716.Max Stack

Design a max stack that supports push, pop, top, peekMax and popMax.

1. push(x) -- Push element x onto stack.
2. pop() -- Remove the element on top of the stack and return it.
3. top() -- Get the element on the top.
4. peekMax() -- Retrieve the maximum element in the stack.
5. popMax() -- Retrieve the maximum element in the stack, and remove it.
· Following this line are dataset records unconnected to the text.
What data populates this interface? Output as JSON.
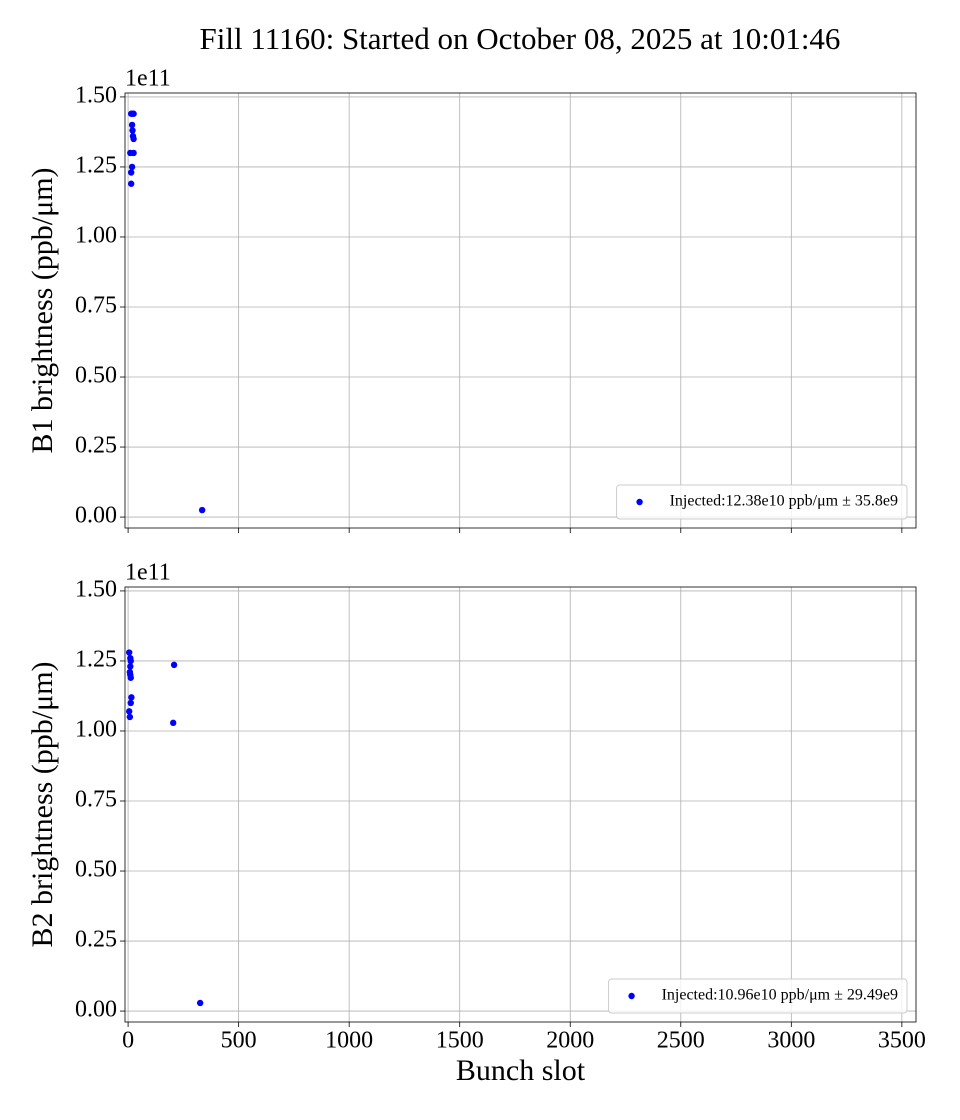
{
  "title": "Fill 11160: Started on October 08, 2025 at 10:01:46",
  "chart_data": [
    {
      "type": "scatter",
      "ylabel": "B1 brightness (ppb/μm)",
      "y_offset_label": "1e11",
      "series": [
        {
          "name": "Injected:12.38e10 ppb/μm ± 35.8e9",
          "color": "#0000ff",
          "x": [
            14,
            20,
            25,
            18,
            20,
            22,
            25,
            10,
            25,
            18,
            14,
            14,
            335
          ],
          "values": [
            1.44,
            1.44,
            1.44,
            1.4,
            1.38,
            1.36,
            1.35,
            1.3,
            1.3,
            1.25,
            1.23,
            1.19,
            0.025
          ]
        }
      ],
      "xlim": [
        -14,
        3564
      ],
      "xticks": [
        0,
        500,
        1000,
        1500,
        2000,
        2500,
        3000,
        3500
      ],
      "show_xticklabels": false,
      "ylim": [
        -0.039,
        1.514
      ],
      "yticks": [
        {
          "value": 0,
          "label": "0.00"
        },
        0.25,
        {
          "value": 0.5,
          "label": "0.50"
        },
        0.75,
        {
          "value": 1,
          "label": "1.00"
        },
        1.25,
        {
          "value": 1.5,
          "label": "1.50"
        }
      ],
      "grid": true,
      "legend": "lower right"
    },
    {
      "type": "scatter",
      "ylabel": "B2 brightness (ppb/μm)",
      "y_offset_label": "1e11",
      "xlabel": "Bunch slot",
      "series": [
        {
          "name": "Injected:10.96e10 ppb/μm ± 29.49e9",
          "color": "#0000ff",
          "x": [
            5,
            10,
            12,
            10,
            8,
            10,
            12,
            15,
            12,
            5,
            8,
            208,
            204,
            326
          ],
          "values": [
            1.28,
            1.26,
            1.25,
            1.23,
            1.21,
            1.2,
            1.19,
            1.12,
            1.1,
            1.07,
            1.05,
            1.236,
            1.029,
            0.029
          ]
        }
      ],
      "xlim": [
        -14,
        3564
      ],
      "xticks": [
        0,
        500,
        1000,
        1500,
        2000,
        2500,
        3000,
        3500
      ],
      "show_xticklabels": true,
      "ylim": [
        -0.039,
        1.514
      ],
      "yticks": [
        {
          "value": 0,
          "label": "0.00"
        },
        0.25,
        {
          "value": 0.5,
          "label": "0.50"
        },
        0.75,
        {
          "value": 1,
          "label": "1.00"
        },
        1.25,
        {
          "value": 1.5,
          "label": "1.50"
        }
      ],
      "grid": true,
      "legend": "lower right"
    }
  ]
}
If you find more than one maximum elements, only remove the top-most one.

Example 1:

MaxStack stack = new MaxStack();
stack.push(5); 
stack.push(1);
stack.push(5);
stack.top(); ->5
stack.popMax(); ->5
stack.top(); ->1
stack.peekMax(); ->5
stack.pop(); ->1
stack.top(); ->5

Note:

1. -1e7 <= x <= 1e7
2. Number of operations won't exceed 10000.
3. The last four operations won't be called when stack is empty.

Thoughts:

use a auxiliary map to record the index entry, and map can sort the order internally

Code Write O(logn), read O(1):

class MaxStack {
public:
    /** initialize your data structure here. */
    list<int> l;
    map<int, vector<list<int>::iterator>> mp;

    MaxStack() {
    }

    void push(int x) {
        l.insert(l.begin(),x);
        mp[x].push_back(l.begin());
    }

    int pop() {
        // delete iterator in the map
        int key = *l.begin();
        mp[key].pop_back();
        if(mp[key].empty()) mp.erase(key);
        l.erase(l.begin());
        return key;
    }

    int top() {
        return *l.begin();
    }

    int peekMax() {
        return mp.rbegin()->first;
    }

    int popMax() {
        int key = mp.rbegin()->first;
        // get the iterator
        auto it = mp[key].back();
        mp[key].pop_back();
        if(mp[key].empty()) mp.erase(key);
        l.erase(it);
        return key;
    }
};

solution from imrusty's post